Daniele Pongetti e Sfera Ebbasta

Mentre si avvicina il 7 dicembre, giorno del primo anniversario della tragedia di Corinaldo, morirono 6 persone nella calca della discoteca, arrivano nuove parole da parte dei familiari delle vittime. La madre di Daniele Pongetti ha di nuovo parole molto dure nei confronti di Sfera Ebbasta.

Un anno dopo, il dolore dei genitori

Solo ieri era stata pubblicata su Repubblica l’intervista a Fazio Fabini, padre della 14enne Emma, morta nella tragedia di Corinaldo Durante un concerto di Sfera Ebbasta alla Lanterna Azzurra, qualcuno diffuse dello spray al peperoncino e nella calca morirono 5 giovani e una madre.

Mancano pochi giorni all’anniversario e il dolore di quei genitori torna a farsi sentire pubblicamente.
Tra chi quella notte ha perso tantissimo, c’è anche Donatella Magagnini, che una settimana fa al Corriere aveva raccontato la vicenda.
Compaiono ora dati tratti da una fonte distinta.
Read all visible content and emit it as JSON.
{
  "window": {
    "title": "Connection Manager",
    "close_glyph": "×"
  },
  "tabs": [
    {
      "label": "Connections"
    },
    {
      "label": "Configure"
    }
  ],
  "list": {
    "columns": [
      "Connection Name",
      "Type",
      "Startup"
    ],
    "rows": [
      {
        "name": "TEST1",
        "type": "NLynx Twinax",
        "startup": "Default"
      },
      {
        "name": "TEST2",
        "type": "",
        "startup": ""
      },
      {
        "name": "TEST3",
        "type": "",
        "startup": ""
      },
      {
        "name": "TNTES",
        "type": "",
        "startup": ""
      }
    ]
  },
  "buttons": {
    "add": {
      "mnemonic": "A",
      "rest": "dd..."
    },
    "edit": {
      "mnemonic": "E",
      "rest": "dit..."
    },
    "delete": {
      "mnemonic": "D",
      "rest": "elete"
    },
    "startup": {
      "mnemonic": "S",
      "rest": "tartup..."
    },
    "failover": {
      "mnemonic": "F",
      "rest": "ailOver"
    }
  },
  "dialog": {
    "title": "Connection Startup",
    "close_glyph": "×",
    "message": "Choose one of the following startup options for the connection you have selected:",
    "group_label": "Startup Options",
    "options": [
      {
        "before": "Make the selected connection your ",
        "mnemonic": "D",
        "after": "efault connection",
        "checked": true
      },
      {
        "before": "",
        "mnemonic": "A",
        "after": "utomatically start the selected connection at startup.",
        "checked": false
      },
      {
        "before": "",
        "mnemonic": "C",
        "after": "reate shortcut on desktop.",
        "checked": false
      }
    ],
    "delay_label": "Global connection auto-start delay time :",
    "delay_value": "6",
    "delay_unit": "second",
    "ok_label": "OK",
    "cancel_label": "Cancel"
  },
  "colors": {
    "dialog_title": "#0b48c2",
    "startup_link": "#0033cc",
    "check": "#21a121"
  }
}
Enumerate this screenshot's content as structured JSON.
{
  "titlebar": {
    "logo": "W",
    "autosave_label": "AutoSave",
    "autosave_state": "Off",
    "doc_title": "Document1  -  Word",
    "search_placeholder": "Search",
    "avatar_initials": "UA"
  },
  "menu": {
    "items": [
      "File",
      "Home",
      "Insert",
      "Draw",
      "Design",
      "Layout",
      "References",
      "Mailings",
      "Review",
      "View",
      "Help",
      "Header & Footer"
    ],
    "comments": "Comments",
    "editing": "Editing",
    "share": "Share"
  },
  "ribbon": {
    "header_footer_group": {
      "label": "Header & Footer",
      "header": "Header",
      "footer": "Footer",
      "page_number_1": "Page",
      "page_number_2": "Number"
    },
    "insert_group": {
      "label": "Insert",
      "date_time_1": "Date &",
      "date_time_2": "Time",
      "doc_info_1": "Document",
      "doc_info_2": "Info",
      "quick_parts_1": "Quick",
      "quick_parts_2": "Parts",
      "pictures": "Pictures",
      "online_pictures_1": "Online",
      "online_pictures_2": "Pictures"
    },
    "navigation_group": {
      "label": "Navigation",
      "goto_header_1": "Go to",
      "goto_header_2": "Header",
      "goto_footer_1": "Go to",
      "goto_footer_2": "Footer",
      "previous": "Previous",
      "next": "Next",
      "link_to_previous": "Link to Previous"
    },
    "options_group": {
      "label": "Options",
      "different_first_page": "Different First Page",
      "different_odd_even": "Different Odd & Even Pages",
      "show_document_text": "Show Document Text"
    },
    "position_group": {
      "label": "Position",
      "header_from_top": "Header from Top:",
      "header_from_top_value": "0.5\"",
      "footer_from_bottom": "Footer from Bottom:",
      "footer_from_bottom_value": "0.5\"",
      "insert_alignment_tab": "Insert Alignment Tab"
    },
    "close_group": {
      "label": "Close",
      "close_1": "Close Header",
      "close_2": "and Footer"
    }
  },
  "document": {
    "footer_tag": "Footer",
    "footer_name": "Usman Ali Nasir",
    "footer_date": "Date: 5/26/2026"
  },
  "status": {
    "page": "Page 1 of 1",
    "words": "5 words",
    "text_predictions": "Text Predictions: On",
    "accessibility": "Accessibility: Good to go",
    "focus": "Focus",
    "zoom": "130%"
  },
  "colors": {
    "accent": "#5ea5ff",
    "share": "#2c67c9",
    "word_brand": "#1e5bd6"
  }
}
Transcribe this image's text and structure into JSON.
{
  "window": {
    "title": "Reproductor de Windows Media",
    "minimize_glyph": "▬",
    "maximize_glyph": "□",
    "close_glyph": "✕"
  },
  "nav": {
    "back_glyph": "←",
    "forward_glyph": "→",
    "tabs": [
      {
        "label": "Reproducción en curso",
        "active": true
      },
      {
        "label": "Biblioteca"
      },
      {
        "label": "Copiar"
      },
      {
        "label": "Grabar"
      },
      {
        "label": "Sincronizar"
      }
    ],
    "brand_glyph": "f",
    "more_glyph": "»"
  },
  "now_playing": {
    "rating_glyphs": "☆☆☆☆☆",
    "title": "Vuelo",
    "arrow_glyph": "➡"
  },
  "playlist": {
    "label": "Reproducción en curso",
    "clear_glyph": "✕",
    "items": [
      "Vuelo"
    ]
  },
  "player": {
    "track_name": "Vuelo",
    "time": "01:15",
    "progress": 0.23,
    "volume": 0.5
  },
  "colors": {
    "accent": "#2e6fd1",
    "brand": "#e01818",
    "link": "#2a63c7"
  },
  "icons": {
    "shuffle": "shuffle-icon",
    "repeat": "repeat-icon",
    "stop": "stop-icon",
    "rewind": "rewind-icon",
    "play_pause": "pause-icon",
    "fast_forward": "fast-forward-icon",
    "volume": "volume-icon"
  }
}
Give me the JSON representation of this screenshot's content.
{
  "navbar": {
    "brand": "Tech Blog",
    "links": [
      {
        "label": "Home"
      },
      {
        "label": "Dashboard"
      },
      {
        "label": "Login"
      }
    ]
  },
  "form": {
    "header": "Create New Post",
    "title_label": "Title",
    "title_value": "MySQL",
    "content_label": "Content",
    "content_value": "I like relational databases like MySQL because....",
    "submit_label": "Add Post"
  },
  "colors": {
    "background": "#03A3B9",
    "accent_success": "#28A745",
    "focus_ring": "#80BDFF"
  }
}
Ora, in un’altra intervista per Fanpage, si scaglia duramente contro Sfera Ebbasta.

L’accusa a Sfera Ebbasta

Nell’intervista la madre aveva raccontato di come aveva riconosciuto il corpo del Daniele Pongetti dalle scarpe, quindi il dolore di non averlo più con sé. Tutto questo, a volte si è tramutato in rabbia, tanto che Donatella Magagnini aveva già pubblicato un duro post contro Sfera Ebbasta.


Al cantante, finito al centro della polemica anche per una video con un indagato, la madre contesta di non aver fatto niente dopo la tragedia. “Non ce l’ho prettamente con Sfera – dice prima a Fanpageavevo detto che ce l’avevo più che altro con l’organizzazione“. Continua poi: “Mi ha dato fastidio il fatto che lui, essendo un personaggio così famoso, fosse andato a una serata del genere alla Lanterna“.

La lettera, poi più niente

Donatella ricorda anche come, poco dopo la tragedia Sfera Ebbasta aveva condiviso una lettera.

Diceva che si chiamava Gionata, che era molto addolorato e che si metteva a disposizione per qualsiasi cose – ha raccontato a Fanpage Donatella – Poi basta. Non ci ha mai telefonato. Si è fatto le stelline ma non ha fatto niente“. Il riferimento è al tatuaggio fatto dal cantante, in ricordo delle vittime di Corinaldo. Non abbastanza, tuttavia, per la madre di Daniele.
A distanza di un anno sono molto arrabbiata. Non ci si può rassegnare ad aver perso un figlio.

Voglio che chi ha responsabilità paghi perché queste cose non devono più succedere” ha concluso.
Per la vicenda sono state arrestate 7 persone, ma sono oltre 17 gli indagati per responsabilità legate alla sicurezza del locale dove è avvenuta la tragedia. Per 2 minorenni indagati, la Procura ha chiesto l’archiviazione.